If you are on a budget and looking for a first time mountain bike, buy used. There’s no doubt about that. You will get far more bang for your buck buying someone else’s good, year-old bike with good components than a cheap, new bike with crappy components. Mountain bike component’s quality of function, feel, and durability tends to relate directly to the price. In other words, unlike some track bike components, you aren’t usually buying bling or peer acceptance with highend mountain components, you are buying performance.
Secondly, buying used will allow you to establish a baseline for what you ride, how you ride, and what geometry you want to see on your next bike. Why make your baseline for comparison with a bottom end bike when your next bike will almost certainly be an upgrade. To say it differently, if your first bike and second bike are along the same plane in terms of quality of build, your focus can be on changing/upgrading only the points that need to be changed (geometry, travel, size, components, etc.) rather than trying to revamp the entire bike because you hated the way your first one felt in general, not specific points. Does that make sense?
Thirdly, if you buy something that feels good, light, and plush from the start, you are more likely to continue riding. However, if you buy a cheap, heavy(ier), clunky bike, there’s a good chance that you’ll hate it and have a $700 paper weight that happens to have two wheels. I only mention this because I’ve seen it before. Riders get burnt out always replacing cheap, fragile components, dealing with fork and shock oil leaks, and constantly truing rims just to keep a poor performer on the trail.
At this point, my first step would be to go testride as many mountain bikes as you can. Ride everything regardless of the pricetag. Note what you liked about certain bikes and how they fit. Go home, look up the geometry and build of the specific bikes you liked. Establish a list of bikes that have similar fits, components, and geometry to those you liked. Then go out to the used marketplace (MTBR Classifieds, RideMonkey Classifieds, CraigsList, PinkBike Buy/Sell (last option)) and look for bikes on your list. It will take more time doing it this way, but if your budget is the driving force behind this purchase, you’ll be happy to have waited.
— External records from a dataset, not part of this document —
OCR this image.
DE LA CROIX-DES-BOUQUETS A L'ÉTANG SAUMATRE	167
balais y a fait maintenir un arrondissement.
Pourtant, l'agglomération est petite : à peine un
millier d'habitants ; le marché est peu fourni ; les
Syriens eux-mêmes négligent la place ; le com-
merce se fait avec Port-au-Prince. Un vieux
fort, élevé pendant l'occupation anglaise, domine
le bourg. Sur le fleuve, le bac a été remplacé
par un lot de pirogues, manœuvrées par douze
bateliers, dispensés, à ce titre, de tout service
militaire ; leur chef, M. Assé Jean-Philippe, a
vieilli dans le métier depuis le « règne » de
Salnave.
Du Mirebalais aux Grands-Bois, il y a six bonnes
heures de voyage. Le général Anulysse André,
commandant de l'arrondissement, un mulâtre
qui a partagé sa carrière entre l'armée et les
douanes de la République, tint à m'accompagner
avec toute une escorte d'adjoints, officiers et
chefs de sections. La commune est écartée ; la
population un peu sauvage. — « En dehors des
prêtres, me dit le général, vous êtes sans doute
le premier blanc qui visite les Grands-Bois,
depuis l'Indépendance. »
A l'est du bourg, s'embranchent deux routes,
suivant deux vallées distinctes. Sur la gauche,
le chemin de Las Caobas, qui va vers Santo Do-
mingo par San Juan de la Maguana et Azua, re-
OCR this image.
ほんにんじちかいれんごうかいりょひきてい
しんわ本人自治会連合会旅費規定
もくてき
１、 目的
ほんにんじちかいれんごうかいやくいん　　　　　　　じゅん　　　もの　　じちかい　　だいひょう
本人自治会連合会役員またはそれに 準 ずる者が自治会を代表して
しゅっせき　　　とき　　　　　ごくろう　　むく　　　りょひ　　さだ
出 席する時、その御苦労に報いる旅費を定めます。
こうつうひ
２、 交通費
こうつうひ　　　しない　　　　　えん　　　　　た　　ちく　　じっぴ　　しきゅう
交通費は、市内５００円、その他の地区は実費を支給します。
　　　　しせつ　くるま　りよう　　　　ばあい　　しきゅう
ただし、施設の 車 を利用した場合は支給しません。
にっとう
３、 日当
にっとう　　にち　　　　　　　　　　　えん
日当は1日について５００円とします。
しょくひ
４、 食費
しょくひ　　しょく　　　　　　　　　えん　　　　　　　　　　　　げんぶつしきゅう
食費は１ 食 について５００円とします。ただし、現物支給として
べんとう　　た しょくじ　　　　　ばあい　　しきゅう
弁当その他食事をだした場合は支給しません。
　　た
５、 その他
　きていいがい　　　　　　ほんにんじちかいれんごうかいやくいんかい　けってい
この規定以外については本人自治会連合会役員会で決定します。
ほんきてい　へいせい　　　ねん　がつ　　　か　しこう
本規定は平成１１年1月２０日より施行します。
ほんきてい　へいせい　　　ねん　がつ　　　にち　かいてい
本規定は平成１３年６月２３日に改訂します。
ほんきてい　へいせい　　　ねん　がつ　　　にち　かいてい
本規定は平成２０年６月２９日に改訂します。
To answer the mechanical vs. hydraulic question, it really depends on what you ride and how you ride. Hydraulic have a lot more stopping power and modulation than mechanical brakes do. However, if you’re going to be chugging around on local trails for the fun of it, save your money and go mechanical. I’ll take a pair of good mechanical brakes over crappy hydraulic brakes any day. For mechanical, look into Avid’s BB5 and BB7 disc brakes. Avoid Hayes HFX series brakes for hydraulic. Scratch that, avoid Hayes all together… unless you like the feel of heavy on/off brakes.
I hope some of that helps. You are welcome to bounce bike options off here for review. I’d be happy to give insight into what specific bikes are going to feel like.